How do you know when it’s time to stop the foolishness?

Learn to re-frame your decisions to determine whether it’s better to stay or go. If it’s a close call, the latter probably is the better option. Public opinion isn’t always right. Quit when you’re ahead if the future looks bleak, and be aware of a nasty phenomena called “loss aversion.” And watch for “sunk cost,” another mindset that can cause you to keep on chugging because you think things just have to get better eventually. They won’t.

Set a list of “kill criteria” before embarking on a project. Don’t be too optimistic. Remember that there always will be times when the choice to quit is yours, and times when “the world makes the choice for you.”

In the last three years or so, you’ve probably asked yourself a dozen times, “Why?” When you do so, there’s no need to say more. Sometimes, “Why” is the entire question and “Quit” is the answer, but it’s not easy to come up with an answer.

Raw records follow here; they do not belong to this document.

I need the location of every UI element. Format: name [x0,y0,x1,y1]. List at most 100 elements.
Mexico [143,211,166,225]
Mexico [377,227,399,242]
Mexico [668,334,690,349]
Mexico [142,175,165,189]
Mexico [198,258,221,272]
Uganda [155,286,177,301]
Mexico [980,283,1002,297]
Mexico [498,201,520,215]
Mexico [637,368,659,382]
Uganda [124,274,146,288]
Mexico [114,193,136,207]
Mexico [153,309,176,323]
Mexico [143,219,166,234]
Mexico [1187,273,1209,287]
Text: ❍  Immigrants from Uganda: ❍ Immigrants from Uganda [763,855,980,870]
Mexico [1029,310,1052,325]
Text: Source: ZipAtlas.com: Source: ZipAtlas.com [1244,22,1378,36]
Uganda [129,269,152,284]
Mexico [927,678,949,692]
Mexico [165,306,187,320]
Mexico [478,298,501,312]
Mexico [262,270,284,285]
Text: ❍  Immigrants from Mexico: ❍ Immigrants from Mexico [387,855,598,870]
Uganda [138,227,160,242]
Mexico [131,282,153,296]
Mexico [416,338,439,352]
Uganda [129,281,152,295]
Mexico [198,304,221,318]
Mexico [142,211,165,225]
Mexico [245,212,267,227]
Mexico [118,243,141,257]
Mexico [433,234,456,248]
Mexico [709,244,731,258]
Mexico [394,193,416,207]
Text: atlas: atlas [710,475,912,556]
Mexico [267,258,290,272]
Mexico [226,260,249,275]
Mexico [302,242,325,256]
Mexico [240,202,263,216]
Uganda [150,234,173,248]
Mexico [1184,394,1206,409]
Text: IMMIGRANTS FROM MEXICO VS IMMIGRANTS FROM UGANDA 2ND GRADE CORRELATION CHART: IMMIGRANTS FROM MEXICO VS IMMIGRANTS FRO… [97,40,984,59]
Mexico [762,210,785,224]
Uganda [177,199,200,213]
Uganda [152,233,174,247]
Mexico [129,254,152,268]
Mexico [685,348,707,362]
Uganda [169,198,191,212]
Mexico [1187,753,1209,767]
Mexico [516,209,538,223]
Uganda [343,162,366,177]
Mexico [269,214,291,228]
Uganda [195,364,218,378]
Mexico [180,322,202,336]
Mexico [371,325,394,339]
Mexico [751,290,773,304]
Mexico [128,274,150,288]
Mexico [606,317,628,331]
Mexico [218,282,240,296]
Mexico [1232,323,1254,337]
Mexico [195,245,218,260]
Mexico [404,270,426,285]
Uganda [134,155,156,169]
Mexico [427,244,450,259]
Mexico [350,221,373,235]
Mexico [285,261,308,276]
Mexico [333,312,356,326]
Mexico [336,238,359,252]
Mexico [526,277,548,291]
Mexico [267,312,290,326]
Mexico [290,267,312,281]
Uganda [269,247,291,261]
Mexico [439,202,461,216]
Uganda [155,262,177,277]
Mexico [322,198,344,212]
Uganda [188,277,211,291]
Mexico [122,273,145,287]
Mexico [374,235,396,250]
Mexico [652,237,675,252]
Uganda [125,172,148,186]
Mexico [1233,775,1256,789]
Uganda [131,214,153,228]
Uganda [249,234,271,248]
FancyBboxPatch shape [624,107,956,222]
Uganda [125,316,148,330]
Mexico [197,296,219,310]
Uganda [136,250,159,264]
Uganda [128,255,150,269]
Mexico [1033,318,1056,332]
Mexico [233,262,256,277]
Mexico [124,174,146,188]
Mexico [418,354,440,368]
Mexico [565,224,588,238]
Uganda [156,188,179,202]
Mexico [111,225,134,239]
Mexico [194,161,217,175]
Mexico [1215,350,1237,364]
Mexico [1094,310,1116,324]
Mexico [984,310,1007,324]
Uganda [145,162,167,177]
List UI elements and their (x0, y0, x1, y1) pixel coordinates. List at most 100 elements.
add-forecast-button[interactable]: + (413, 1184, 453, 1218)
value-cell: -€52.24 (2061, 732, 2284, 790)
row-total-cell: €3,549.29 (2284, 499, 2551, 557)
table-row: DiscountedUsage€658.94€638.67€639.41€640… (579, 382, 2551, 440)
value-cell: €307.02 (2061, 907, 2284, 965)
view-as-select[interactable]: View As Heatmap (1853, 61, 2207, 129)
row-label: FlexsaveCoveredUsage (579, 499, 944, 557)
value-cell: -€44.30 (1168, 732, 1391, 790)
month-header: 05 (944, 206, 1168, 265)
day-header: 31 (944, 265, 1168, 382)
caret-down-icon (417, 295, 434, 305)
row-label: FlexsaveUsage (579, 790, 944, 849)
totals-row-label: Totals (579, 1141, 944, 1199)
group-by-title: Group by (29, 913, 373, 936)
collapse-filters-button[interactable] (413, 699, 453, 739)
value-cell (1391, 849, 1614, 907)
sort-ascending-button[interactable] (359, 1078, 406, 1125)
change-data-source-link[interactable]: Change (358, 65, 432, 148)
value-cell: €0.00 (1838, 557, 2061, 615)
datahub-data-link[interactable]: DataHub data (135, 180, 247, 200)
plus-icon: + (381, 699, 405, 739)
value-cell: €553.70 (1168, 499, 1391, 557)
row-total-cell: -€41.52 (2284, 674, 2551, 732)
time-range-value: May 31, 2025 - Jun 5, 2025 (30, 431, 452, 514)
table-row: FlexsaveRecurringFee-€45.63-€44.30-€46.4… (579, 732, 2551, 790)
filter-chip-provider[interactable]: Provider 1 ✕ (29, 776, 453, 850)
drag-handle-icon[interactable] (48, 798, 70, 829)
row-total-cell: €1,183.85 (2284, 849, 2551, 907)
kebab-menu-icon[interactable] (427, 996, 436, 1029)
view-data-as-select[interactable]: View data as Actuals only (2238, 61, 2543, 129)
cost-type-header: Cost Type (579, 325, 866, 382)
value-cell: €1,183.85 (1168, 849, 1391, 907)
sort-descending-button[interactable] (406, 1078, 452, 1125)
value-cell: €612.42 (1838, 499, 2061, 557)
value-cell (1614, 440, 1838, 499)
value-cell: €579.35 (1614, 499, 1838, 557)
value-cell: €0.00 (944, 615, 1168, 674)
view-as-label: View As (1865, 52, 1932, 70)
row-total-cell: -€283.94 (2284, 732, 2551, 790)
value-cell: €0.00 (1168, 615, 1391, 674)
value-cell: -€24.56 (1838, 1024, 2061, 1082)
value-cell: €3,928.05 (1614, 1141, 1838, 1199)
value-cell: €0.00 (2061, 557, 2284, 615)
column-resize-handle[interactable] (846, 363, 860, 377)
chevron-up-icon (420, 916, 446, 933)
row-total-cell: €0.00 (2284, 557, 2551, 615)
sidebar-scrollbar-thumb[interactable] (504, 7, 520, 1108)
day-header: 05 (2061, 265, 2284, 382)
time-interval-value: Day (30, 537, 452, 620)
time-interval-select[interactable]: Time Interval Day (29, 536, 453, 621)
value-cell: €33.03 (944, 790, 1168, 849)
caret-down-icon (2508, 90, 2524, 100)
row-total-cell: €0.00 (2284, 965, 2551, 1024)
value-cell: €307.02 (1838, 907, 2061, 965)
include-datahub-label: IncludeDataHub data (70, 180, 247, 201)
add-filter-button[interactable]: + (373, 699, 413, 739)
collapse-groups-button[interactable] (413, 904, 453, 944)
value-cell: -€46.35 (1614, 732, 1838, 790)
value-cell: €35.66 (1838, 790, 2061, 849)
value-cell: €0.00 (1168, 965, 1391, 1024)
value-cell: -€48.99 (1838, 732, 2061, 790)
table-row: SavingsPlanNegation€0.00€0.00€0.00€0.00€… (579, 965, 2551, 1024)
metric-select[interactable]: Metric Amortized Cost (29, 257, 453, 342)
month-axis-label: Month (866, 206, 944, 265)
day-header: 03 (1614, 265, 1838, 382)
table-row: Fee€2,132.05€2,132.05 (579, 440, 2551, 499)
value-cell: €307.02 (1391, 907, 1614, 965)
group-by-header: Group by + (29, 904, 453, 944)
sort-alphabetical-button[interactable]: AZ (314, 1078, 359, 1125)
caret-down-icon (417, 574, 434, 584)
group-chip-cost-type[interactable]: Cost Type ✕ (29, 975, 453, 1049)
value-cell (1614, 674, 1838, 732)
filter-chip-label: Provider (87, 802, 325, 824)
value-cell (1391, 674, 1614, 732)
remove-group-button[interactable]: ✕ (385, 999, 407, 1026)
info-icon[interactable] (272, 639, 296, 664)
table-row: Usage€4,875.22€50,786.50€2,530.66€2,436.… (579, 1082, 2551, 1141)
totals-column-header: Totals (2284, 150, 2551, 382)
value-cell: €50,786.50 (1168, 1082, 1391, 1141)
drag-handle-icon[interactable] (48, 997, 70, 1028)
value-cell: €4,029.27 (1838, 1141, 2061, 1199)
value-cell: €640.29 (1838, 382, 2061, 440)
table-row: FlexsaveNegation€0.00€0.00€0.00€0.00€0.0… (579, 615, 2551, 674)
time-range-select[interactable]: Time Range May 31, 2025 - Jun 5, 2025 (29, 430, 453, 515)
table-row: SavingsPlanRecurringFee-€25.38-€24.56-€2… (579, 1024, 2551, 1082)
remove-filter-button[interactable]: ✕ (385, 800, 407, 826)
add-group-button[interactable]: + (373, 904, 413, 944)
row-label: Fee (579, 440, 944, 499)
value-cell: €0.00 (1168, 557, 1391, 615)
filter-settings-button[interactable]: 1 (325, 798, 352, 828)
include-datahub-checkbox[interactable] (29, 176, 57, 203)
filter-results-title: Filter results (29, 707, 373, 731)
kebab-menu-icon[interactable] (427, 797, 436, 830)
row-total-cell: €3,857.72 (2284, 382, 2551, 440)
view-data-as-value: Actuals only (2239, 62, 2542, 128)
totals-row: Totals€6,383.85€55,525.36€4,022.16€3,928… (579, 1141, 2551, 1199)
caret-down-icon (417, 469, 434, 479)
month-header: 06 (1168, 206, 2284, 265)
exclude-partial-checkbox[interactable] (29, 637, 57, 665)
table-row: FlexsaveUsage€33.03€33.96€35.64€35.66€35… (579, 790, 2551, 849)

In “Quit,” Duke breaks down this dilemma in four sections that help readers learn how to make the right decision and empower themselves to take a possibly-unpopular action. These are hefty sections, with meaty words for readers and their too-loud, often-wrong inner naysayer, but the author bolsters her advice with entertaining anecdotes.

Read this book for that amusement or, if you need to know how to do the right thing at what looks like the wrong time, read it for instruction. Either way, “Quit” is a good read.